How to manage your credit card debt.

Credit card debt and credit card rates.

Managing your credit card debt.

Posted by jnholt3 on June 19, 2008

Hi Everyone,

I just wanted to post a little information about how the credit bureaus (specifically, www.equifax.com, www.transunion.com and www.experian.com) calculate your credit score in regards to your revolving debt.  And just to clarify, revolving debt means debt that is not on a fixed repayment term (installment loan, like a mortgage or car loan).  Hence, most revolving debt is credit card debt.

There are a plenty of common misnomers out there that suggest to close accounts or open accounts, do this and do that.  But it’s really a pretty simple concept.  You need to look at your total revolving debt and divide it by your total revolving credit limits, which will give you your “available revolving debt”.  For example, say you have a total of $5,000 in credit card debt on two credit cards, and the total credit limits of those two cards are $10,000.  That would mean you have 50% available ($5,000/$10,000 = .50 or 50%).  50% available is kind of the “mendoza line” as far as your credit score goes.  You can have a picture perfect credit history, ie. never missed a payment in your life, but if your revolving debt is 90% of your credit limits, your credit score is going to be hindered quite significantly.  And the reverse is somewhat true, if you’ve missed a few payments in the past (over 30 days past due from the original due date) but your revolving debt is only 20% of your credit limits, you very well may have a higher credit score than does the perfect credit history with the 90% debt.

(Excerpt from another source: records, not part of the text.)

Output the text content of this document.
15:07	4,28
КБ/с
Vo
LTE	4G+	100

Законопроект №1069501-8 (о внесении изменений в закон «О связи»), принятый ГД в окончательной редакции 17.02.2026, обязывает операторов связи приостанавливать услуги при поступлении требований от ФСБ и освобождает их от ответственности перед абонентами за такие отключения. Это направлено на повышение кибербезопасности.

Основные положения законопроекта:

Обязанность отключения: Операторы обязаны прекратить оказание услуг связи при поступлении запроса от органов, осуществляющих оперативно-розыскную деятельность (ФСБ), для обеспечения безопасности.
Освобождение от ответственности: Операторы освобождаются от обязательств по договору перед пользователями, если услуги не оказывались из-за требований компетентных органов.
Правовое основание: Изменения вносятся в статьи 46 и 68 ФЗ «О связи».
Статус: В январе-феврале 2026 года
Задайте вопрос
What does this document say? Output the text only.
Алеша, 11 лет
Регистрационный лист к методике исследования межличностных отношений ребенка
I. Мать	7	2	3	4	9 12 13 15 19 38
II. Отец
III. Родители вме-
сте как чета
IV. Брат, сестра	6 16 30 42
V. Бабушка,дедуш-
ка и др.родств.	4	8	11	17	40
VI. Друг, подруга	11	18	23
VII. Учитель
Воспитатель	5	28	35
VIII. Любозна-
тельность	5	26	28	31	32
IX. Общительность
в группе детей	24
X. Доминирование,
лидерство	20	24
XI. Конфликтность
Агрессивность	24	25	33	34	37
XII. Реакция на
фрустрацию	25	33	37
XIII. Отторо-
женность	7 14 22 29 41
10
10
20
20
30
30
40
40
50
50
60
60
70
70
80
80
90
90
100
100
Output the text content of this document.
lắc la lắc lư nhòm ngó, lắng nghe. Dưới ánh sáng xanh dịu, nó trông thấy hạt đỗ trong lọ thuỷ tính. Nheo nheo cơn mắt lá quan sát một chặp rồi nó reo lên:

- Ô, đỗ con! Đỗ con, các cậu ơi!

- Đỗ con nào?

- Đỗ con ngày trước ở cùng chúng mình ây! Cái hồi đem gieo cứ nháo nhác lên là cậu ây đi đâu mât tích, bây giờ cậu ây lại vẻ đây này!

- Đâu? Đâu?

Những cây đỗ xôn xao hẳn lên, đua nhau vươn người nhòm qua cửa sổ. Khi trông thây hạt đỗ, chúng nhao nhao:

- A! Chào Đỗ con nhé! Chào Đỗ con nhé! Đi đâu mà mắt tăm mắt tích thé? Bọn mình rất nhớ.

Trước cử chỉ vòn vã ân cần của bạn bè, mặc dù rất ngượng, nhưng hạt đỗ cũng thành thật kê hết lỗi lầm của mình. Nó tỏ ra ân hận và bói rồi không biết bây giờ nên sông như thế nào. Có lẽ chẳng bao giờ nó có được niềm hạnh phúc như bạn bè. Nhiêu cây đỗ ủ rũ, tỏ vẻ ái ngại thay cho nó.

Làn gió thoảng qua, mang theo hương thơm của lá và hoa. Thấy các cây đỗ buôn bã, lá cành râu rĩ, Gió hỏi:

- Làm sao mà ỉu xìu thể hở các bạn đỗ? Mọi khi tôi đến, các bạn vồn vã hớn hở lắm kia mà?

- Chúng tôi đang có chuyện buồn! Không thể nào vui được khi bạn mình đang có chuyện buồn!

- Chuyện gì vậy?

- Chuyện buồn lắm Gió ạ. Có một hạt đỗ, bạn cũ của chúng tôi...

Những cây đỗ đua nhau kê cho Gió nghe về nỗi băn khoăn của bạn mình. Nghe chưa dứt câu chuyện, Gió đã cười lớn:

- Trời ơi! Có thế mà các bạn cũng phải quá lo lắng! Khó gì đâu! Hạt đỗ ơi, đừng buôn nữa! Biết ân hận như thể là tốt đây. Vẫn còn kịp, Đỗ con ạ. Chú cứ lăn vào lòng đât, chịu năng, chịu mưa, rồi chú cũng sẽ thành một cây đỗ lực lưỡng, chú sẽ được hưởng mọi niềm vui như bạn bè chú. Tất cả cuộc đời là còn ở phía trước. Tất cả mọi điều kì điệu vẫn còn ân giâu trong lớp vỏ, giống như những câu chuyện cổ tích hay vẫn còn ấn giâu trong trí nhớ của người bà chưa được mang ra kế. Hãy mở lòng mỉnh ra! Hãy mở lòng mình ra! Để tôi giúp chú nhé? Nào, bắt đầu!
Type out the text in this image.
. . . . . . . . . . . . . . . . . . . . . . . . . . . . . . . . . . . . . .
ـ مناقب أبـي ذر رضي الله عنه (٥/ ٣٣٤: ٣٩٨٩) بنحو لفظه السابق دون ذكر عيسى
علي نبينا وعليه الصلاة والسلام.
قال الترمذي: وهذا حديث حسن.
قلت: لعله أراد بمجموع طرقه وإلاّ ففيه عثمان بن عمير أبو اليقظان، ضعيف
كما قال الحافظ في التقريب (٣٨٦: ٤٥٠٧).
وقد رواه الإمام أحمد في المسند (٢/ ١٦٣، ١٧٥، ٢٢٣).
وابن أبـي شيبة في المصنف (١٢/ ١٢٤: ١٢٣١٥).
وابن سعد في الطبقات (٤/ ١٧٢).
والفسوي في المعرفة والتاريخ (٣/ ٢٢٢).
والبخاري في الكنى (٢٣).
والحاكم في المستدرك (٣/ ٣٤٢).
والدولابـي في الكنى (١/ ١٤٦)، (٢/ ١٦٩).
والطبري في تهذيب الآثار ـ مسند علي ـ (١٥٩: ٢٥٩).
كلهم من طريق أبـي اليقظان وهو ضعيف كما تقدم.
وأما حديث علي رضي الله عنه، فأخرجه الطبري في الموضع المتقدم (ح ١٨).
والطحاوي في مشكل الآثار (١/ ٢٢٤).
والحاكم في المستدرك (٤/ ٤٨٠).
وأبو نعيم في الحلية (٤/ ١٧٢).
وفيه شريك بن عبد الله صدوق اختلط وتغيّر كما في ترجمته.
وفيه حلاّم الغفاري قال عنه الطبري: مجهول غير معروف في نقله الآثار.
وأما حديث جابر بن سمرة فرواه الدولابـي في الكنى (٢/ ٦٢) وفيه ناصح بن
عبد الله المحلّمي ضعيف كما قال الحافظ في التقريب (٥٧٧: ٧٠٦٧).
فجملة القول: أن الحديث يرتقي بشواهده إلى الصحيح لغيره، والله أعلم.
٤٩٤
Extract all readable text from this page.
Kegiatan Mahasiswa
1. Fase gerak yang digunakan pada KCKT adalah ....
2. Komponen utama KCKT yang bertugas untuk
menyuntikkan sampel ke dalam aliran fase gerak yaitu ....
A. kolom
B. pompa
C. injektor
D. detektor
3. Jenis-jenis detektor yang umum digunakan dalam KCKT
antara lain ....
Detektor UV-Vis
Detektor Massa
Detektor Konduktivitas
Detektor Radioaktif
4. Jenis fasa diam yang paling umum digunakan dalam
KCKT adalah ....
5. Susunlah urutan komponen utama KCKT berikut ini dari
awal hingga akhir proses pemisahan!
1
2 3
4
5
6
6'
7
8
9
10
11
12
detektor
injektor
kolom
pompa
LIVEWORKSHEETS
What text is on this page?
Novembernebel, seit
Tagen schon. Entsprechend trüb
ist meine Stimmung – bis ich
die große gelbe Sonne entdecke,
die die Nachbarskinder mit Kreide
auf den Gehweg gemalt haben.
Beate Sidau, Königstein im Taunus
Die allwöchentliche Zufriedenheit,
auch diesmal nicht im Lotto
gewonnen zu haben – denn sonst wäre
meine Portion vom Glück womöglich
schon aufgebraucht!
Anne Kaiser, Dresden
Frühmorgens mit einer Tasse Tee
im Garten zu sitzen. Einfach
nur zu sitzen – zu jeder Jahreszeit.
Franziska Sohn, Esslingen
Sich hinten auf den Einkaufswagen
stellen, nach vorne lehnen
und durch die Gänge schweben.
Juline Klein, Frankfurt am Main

So, what does all of that mean.  That’s where you own analysis comes in to play.  If you’re currently above 50% revolving debt, your goal should be to reduce it to no more than 50%.  So, using that example, if you had $5,000 in revolving debt, and credit limits of $7,500, reducing your balances to $3,750 (50% of the $7,500) would do the trick.  But not everyone has $1,250 sitting around to pay down the balances.  So another strategy is to call your credit card companies to see if they’ll increase your limits.  This goes back to the idea of opening and closing accounts.  The only time I would recommend closing an account would be if you were already well below the 50% level.  Otherwise, closing an account could raise your revolving debt % up above the 50% line.

But let’s say your credit card companies won’t increase your credit limits, and you don’t have the funds to pay your balances down to the right level, what next?  Well, I recommend doing some due diligence to seek out more information to see if there are any credit cards available that might improve your situation (interest rates, card benefits, etc.) while also giving you an overall higher credit limit to work off of.  The company that I suggest is Rock Bottom Credit Card Rates which has the best and most recent credit cards available from all the major issuers and banks (Visa, MasterCard, Discover, American Express, Advanta, Chase, Citibank, HSBC, Bank of America, Orchard Bank, etc.).

Whatever decision you make, at least now you know your goal should be to reduce your overall revolving debt down to no more than 50% of your overall credit limits.  Best of luck.